All hospitalizations of those aged 65 years or older were considered (N = 167,793). Hospitalizations with Department of Defense (DOD) as payer were excluded (n = 7,987) because the DOD does not consistently report race/ethnicity data. Hospitalizations without valid race/ethnicity data were excluded (n = 3,073) as were those not reporting a race/ethnicity for the 5 largest ethnic subgroups in Hawai‘i (ie, Japanese, Chinese, Native Hawaiians, Filipinos, or white), which were the focus of this study. To be consistent with population and disease prevalence totals used for rate denominators (estimated for Hawai‘i residents), individuals not from Hawai‘i were excluded (n = 5,362). We also excluded transfers and unknown admission source (n = 4,517) to meet the definitions of the Agency for Healthcare Research and Quality (AHRQ) for diabetes-related preventable hospitalizations.

HHIC data include a master patient identification variable that tracks individuals across all hospitals in the state.

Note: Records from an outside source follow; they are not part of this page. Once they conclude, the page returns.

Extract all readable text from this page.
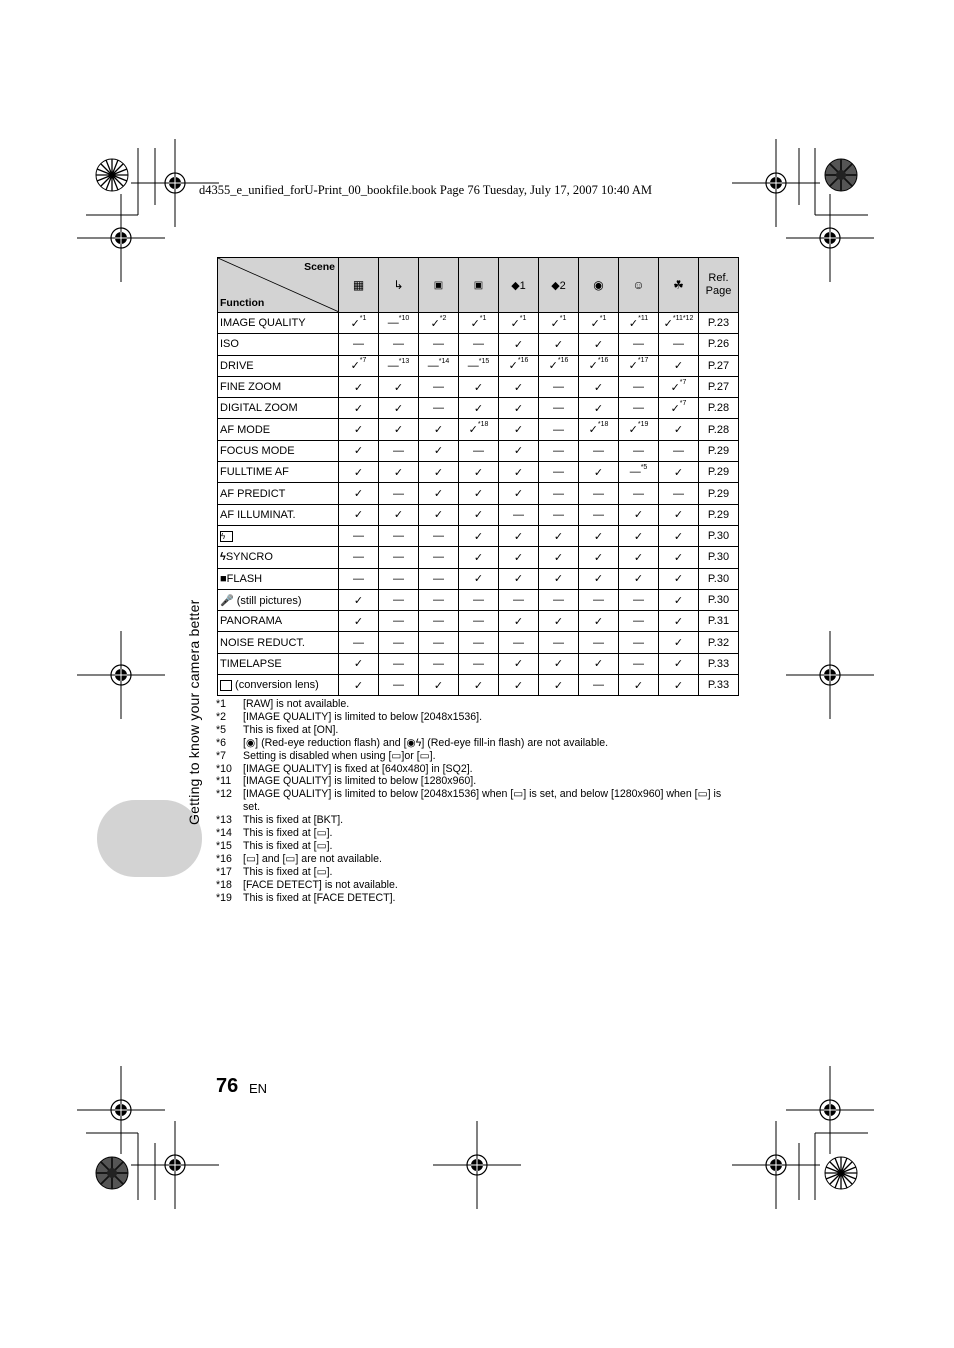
d4355_e_unified_forU-Print_00_bookfile.book Page 76 Tuesday, July 17, 2007 10:40 AM
Getting to know your camera better
Scene
Function	▦	↳	▣	▣	◆1	◆2	◉	☺	☘	Ref. Page
IMAGE QUALITY	✓$^{*1}$	—$^{*10}$	✓$^{*2}$	✓$^{*1}$	✓$^{*1}$	✓$^{*1}$	✓$^{*1}$	✓$^{*11}$	✓$^{*11*12}$	P.23
ISO	—	—	—	—	✓	✓	✓	—	—	P.26
DRIVE	✓$^{*7}$	—$^{*13}$	—$^{*14}$	—$^{*15}$	✓$^{*16}$	✓$^{*16}$	✓$^{*16}$	✓$^{*17}$	✓	P.27
FINE ZOOM	✓	✓	—	✓	✓	—	✓	—	✓$^{*7}$	P.27
DIGITAL ZOOM	✓	✓	—	✓	✓	—	✓	—	✓$^{*7}$	P.28
AF MODE	✓	✓	✓	✓$^{*18}$	✓	—	✓$^{*18}$	✓$^{*19}$	✓	P.28
FOCUS MODE	✓	—	✓	—	✓	—	—	—	—	P.29
FULLTIME AF	✓	✓	✓	✓	✓	—	✓	—$^{*5}$	✓	P.29
AF PREDICT	✓	—	✓	✓	✓	—	—	—	—	P.29
AF ILLUMINAT.	✓	✓	✓	✓	—	—	—	✓	✓	P.29
ϟ	—	—	—	✓	✓	✓	✓	✓	✓	P.30
ϟSYNCRO	—	—	—	✓	✓	✓	✓	✓	✓	P.30
■FLASH	—	—	—	✓	✓	✓	✓	✓	✓	P.30
🎤 (still pictures)	✓	—	—	—	—	—	—	—	✓	P.30
PANORAMA	✓	—	—	—	✓	✓	✓	—	✓	P.31
NOISE REDUCT.	—	—	—	—	—	—	—	—	✓	P.32
TIMELAPSE	✓	—	—	—	✓	✓	✓	—	✓	P.33
(conversion lens)	✓	—	✓	✓	✓	✓	—	✓	✓	P.33
*1	[RAW] is not available.
*2	[IMAGE QUALITY] is limited to below [2048x1536].
*5	This is fixed at [ON].
*6	[◉] (Red-eye reduction flash) and [◉ϟ] (Red-eye fill-in flash) are not available.
*7	Setting is disabled when using [▭]or [▭].
*10	[IMAGE QUALITY] is fixed at [640x480] in [SQ2].
*11	[IMAGE QUALITY] is limited to below [1280x960].
*12	[IMAGE QUALITY] is limited to below [2048x1536] when [▭] is set, and below [1280x960] when [▭] is set.
*13	This is fixed at [BKT].
*14	This is fixed at [▭].
*15	This is fixed at [▭].
*16	[▭] and [▭] are not available.
*17	This is fixed at [▭].
*18	[FACE DETECT] is not available.
*19	This is fixed at [FACE DETECT].
76 EN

Considering unique individuals confirms that multiple visits by members of certain racial/ethnic groups are not driving health disparities, an important issue in diabetes where racial disparities are seen in readmissions (18). After exclusions, there were a total of 146,854 eligible hospitalizations from 72,876 unique patients.

We followed AHRQ definitions to identify DRPH (19). Specifically, we included 1) uncontrolled diabetes without mention of a short-term or long-term complication, 2) diabetes with short-term complications (eg, ketoacidosis, hyperosmolarity, coma), 3) diabetes with long-term complications (eg, renal, eye, neurologic, circulatory, or complications not otherwise specified), and 4) lower extremity diabetes-related amputations. More detail is available from AHRQ (www.qualityindicators.ahrq.gov/Downloads/Modules/PQI/V31/pqi_guide_v31.pdf).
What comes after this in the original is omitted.